Asian USD bond market - China's new local market

The Asian USD bond market is changing - Mainland China has now overtaken Asia's developed countries to be the region's largest investor and issurer of Asian USD bonds.

May 25, 2017 | Ken Hu

The marketplace for the issuance and trading of US dollar-denominated bonds in Asia, the “Asian US dollar bond market,” has long been dominated by the major developed economies of the region. But the structure of this market has transformed in recent years. While the predominant players were once countries such as South Korea and Hong Kong, they have now been largely surpassed in importance by mainland China.

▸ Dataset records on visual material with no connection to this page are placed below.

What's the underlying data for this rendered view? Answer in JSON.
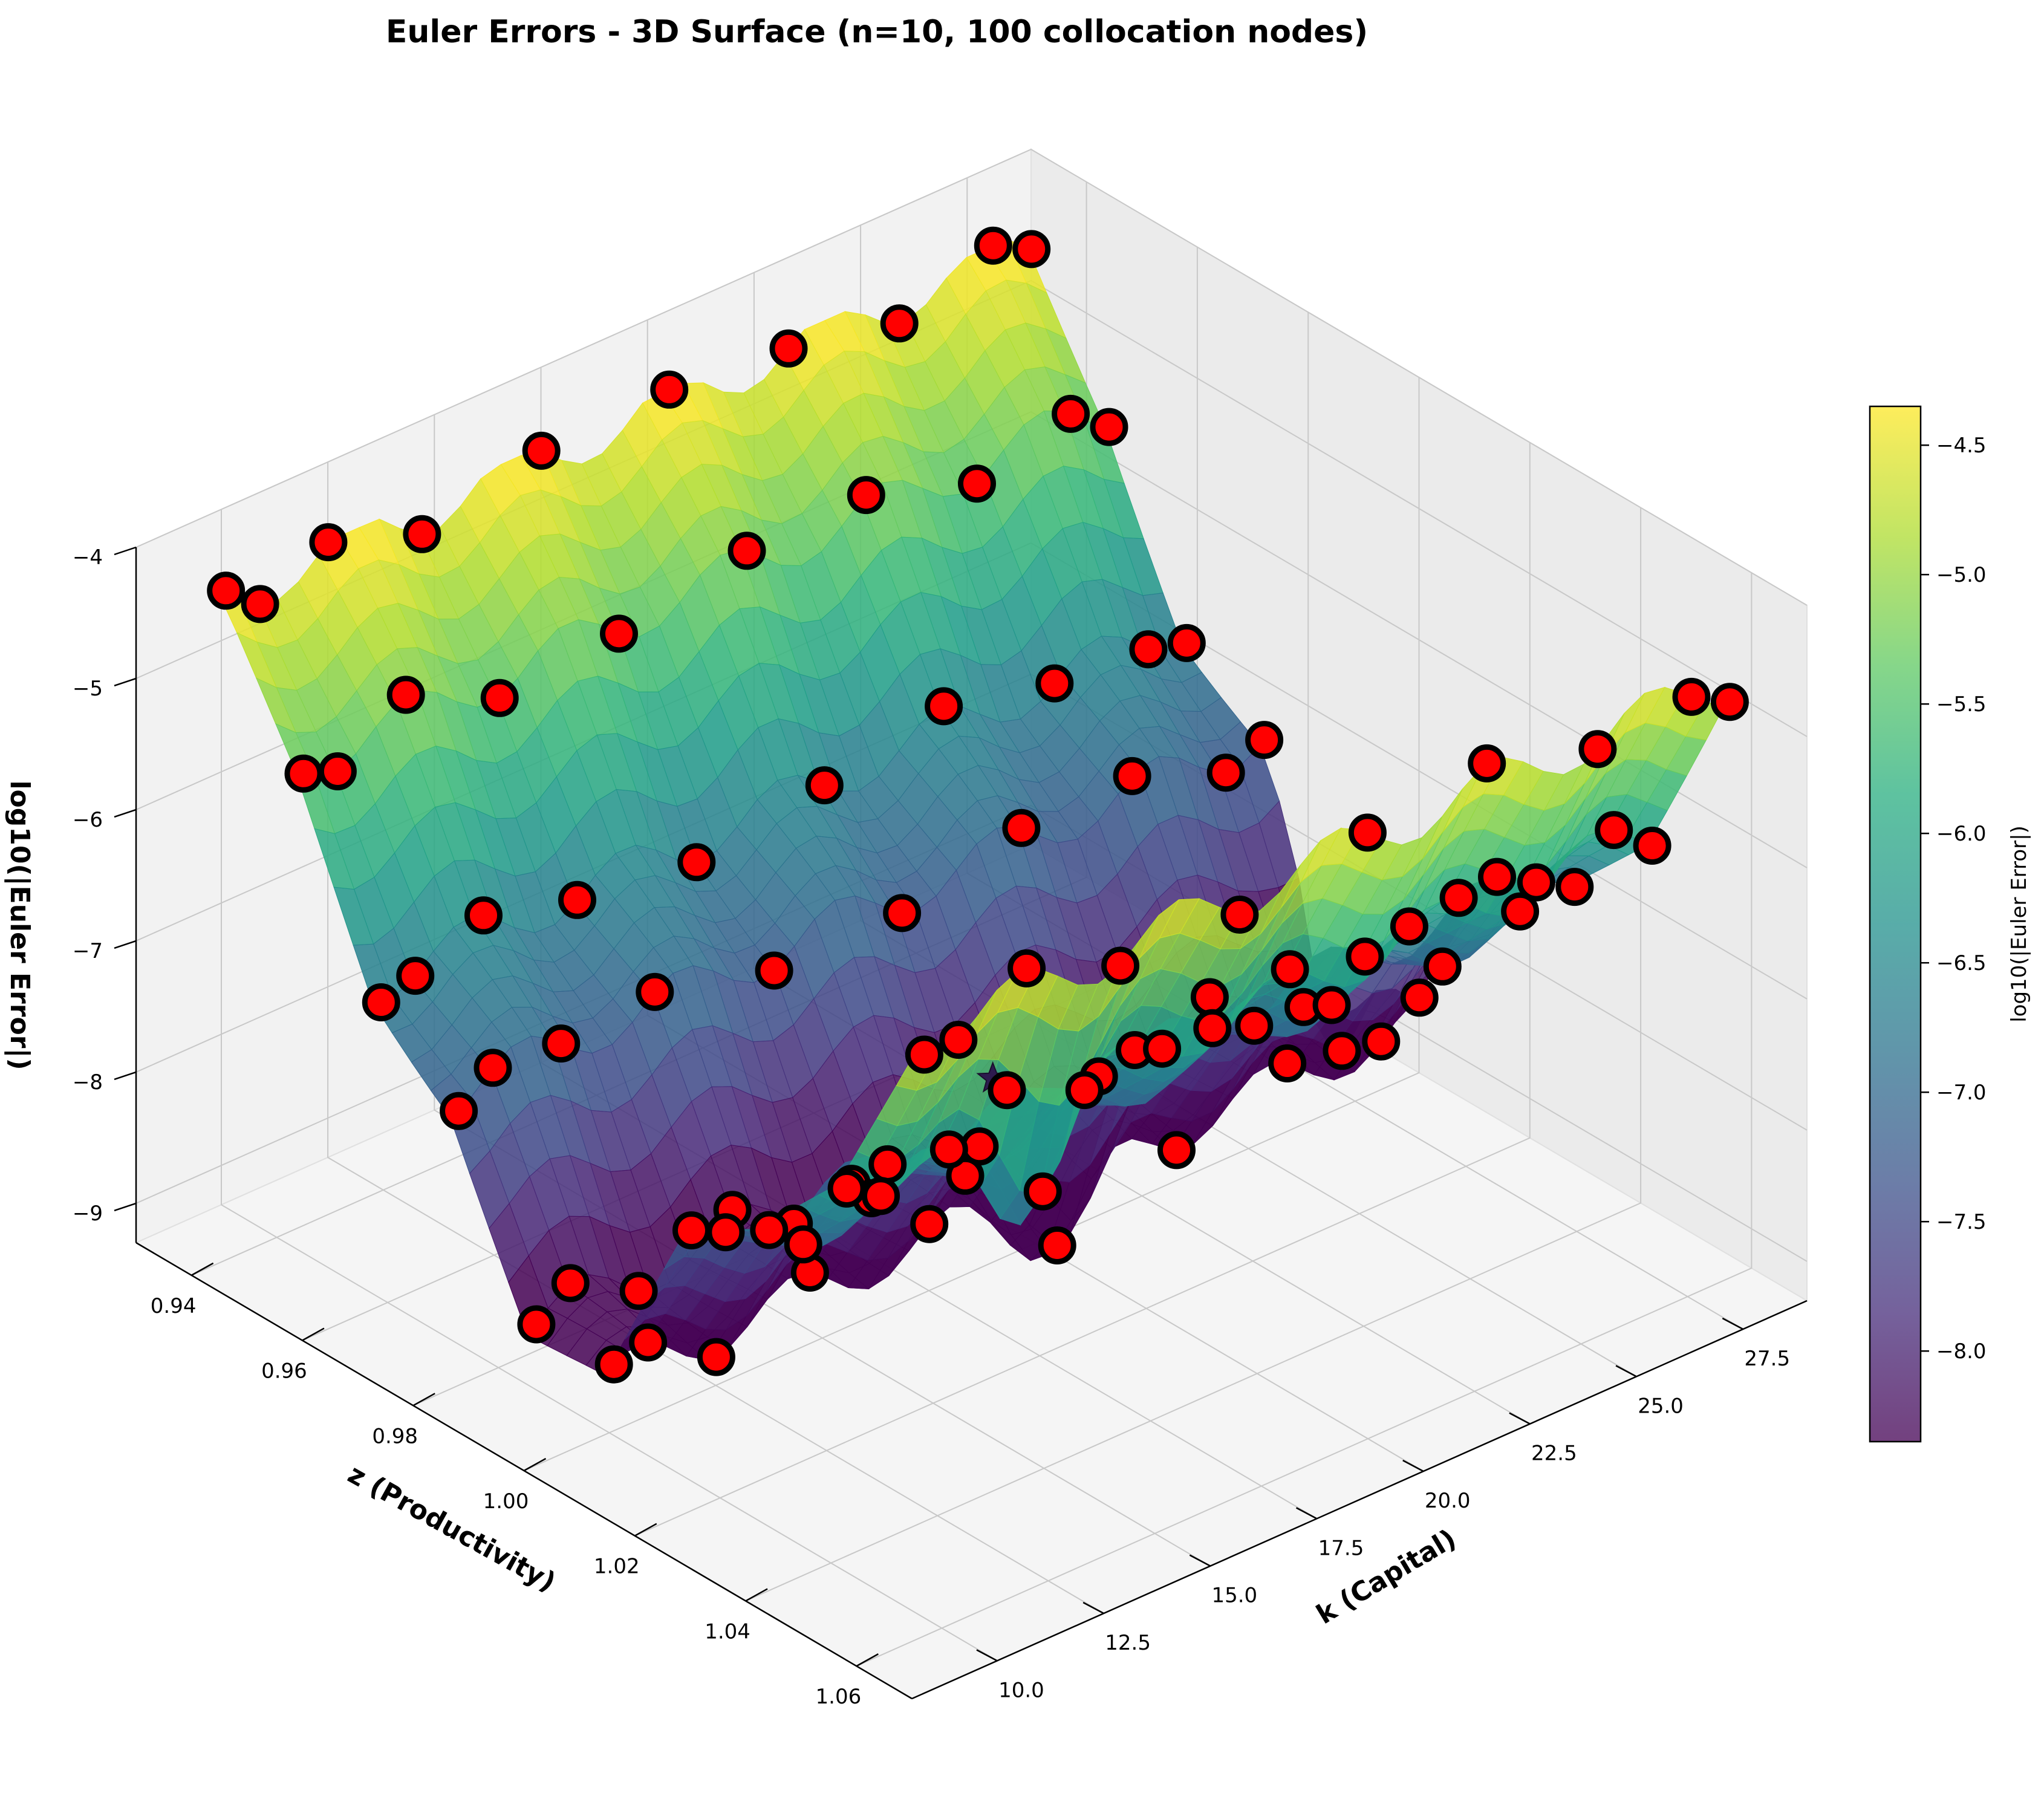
{
  "chart_data": {
    "type": "surface3d",
    "title": "Euler Errors - 3D Surface (n=10, 100 collocation nodes)",
    "xlabel": "k (Capital)",
    "ylabel": "z (Productivity)",
    "zlabel": "log10(|Euler Error|)",
    "colorbar_label": "log10(|Euler Error|)",
    "colormap": "viridis",
    "grid": true,
    "xlim": [
      8.0,
      29.0
    ],
    "ylim": [
      0.93,
      1.07
    ],
    "zlim": [
      -9.3,
      -4.0
    ],
    "x_ticks": [
      "10.0",
      "12.5",
      "15.0",
      "17.5",
      "20.0",
      "22.5",
      "25.0",
      "27.5"
    ],
    "y_ticks": [
      "0.94",
      "0.96",
      "0.98",
      "1.00",
      "1.02",
      "1.04",
      "1.06"
    ],
    "z_ticks": [
      "−9",
      "−8",
      "−7",
      "−6",
      "−5",
      "−4"
    ],
    "colorbar_range": [
      -8.35,
      -4.35
    ],
    "colorbar_ticks": [
      "−4.5",
      "−5.0",
      "−5.5",
      "−6.0",
      "−6.5",
      "−7.0",
      "−7.5",
      "−8.0"
    ],
    "surface": {
      "k_range": [
        9.0,
        28.0
      ],
      "z_range": [
        0.937,
        1.063
      ],
      "row_levels": [
        {
          "z": 0.937,
          "level": -4.4
        },
        {
          "z": 0.951,
          "level": -5.3
        },
        {
          "z": 0.965,
          "level": -6.6
        },
        {
          "z": 0.979,
          "level": -7.1
        },
        {
          "z": 0.993,
          "level": -8.5
        },
        {
          "z": 1.007,
          "level": -8.6
        },
        {
          "z": 1.021,
          "level": -7.3
        },
        {
          "z": 1.035,
          "level": -6.9
        },
        {
          "z": 1.049,
          "level": -6.1
        },
        {
          "z": 1.063,
          "level": -4.6
        }
      ],
      "dips": [
        {
          "k": 19.5,
          "z": 1.007,
          "value": -9.0
        },
        {
          "k": 13.0,
          "z": 1.049,
          "value": -6.9
        }
      ],
      "spike": {
        "k": 28.0,
        "z": 0.993,
        "value": -9.3
      }
    },
    "collocation_nodes": {
      "k": [
        9.2,
        10.0,
        11.6,
        13.8,
        16.6,
        19.6,
        22.4,
        25.0,
        27.2,
        28.1
      ],
      "z": [
        0.937,
        0.951,
        0.965,
        0.979,
        0.993,
        1.007,
        1.021,
        1.035,
        1.049,
        1.063
      ],
      "marker_color": "#ff0000"
    },
    "star_marker": {
      "k": 19.0,
      "z": 1.0,
      "value": -7.9
    }
  }
}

In the last five years, mainland China has overtaken Asia’s major developed countries as the region’s largest source of investment in and issuer of Asian US dollar bonds. Mainland Chinese issuers now account for 47% of outstanding US dollar bonds in Asia ex-Japan, 60% of gross new supply and 72% of net new supply (new issuance minus maturing amount). And while US and European investors once comprised half of the market’s investor base, Asian investors now regularly take up the bulk of new US dollar issuance in the region, with much of the absorption attributed to China.

In some ways, Asia’s US dollar bond market has become an extension of China’s “local market.” We believe this structural change has implications for investors. In particular, we believe the changing issuer and investor landscape, especially the sharp rise in Chinese investor demand, may have impacted the market’s performance in recent years, particularly the market’s overall lower levels of volatility and higher risk-adjusted returns compared to US and emerging market (EM) credit markets.

China has dominated Asian US dollar bond supply and demand
China’s share of the Asian US dollar bond market in terms of value of bonds outstanding has grown sharply since 2010. China’s share increased from only 10% in 2010 to 47% by the end of the first quarter of 2017. Including Hong Kong, Greater China now accounts for 57% of outstanding bonds in the Asian US dollar bond space.

Mainland Chinese issuers’ share of new issuance has also experienced enormous growth since 2010. China’s market share of the primary market jumped from 17% in 2010 to 60% as of the end of 2016. Excluding new issuance for refinancing purposes, mainland China’s share in net new supply was even higher, at 72% as of the end of 2016. Combined with net new issuance out of Hong Kong, Greater China currently accounts for 85% of net new supply, with other Asian countries sharing the remaining 15%.